Thursday morning, the conference starts. There are a whole lot of people. I sit next to a spirited, outgoing woman in her 50s who is a bit of a mother hen to me. In light of the huge crowd, extra drinking water at a distance, and speech at which the information comes at us, I accept her doting gladly.
James is a dynamic speaker and right away, my brain is cooking, coming up with ways to implement his advice to my own situation. I’m having ideas like never before. Just as I suspected, a clearer picture of my future starts to gel. Not only are all the parts taking shape, but I’m getting the sequence it should come together. By the end of the first day, I feel like I’ve learned a week’s worth. During the breaks, people spot my cane and offer to help me get around. They’re interested in my life story and my plans for sharing it. For the first time, I realize my visual limitations make me more interesting, not less so, like I believed for years. Here and there, I get bits of advice, which breed even new ideas. I’m totally in my element. This was one of the most sublime times of my life. Why?

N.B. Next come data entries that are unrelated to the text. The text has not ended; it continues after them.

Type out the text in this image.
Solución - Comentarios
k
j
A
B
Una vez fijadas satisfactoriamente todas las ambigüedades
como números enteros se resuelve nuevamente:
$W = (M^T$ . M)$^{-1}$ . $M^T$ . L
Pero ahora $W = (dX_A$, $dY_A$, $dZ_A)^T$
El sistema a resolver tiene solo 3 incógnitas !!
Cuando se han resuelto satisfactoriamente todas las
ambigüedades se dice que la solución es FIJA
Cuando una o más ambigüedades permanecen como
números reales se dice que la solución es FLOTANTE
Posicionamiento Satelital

Because I knew I was exactly where I was meant to be, doing exactly what I was put here to do.
Telling my story, telling the stories of others, giving hope, and really making a difference in the lives of thousands–it’s was God has chosen for me to do and when I’m doing it on a larger scale, the feeling is like nothing else I’ve ever experienced.
Finally, I was getting usable advice about how to market myself, how to think on a much larger scale than I have before. It was an up-close look at a future that is both easier and more successful.
On the second day, Cuba Gooding Jr. speaks about having a mission. It was a good talk but I’ve already had mine in mind for a while. I donate 10 percent of the What Makes Us Stronger line to charities and organizations helping people recovery from a life crisis. Later, Steadman Graham speaks on the importance of defining our unique self. This resonates with me. I’ve only recently come to terms with my extremely unique life and how I don’t fit into any category. Not long before flying out to L.A. I realized there’s more freedom than isolation in that because I get to define what a middle-aged legally blind ex-diabetic writer with a kidney/pancreas transplant looks like. Me. I own it. I define it.
At the conference, I have a light-hearted self-acceptance I haven’t felt since college. The notion finally hits home that, even legally blind, middle-aged, with two transplanted organs to take care of, I can still have off-the-wall kind of fun I hadn’t had since I was younger and I had better eyesight. It turns out a long-lost side of myself was hiding at the LAX Westin.
Streadman Graham gives me plenty of things to write down. This would be the high point of the Boot Camp. How ironic that my sitiation would take a huge plunge.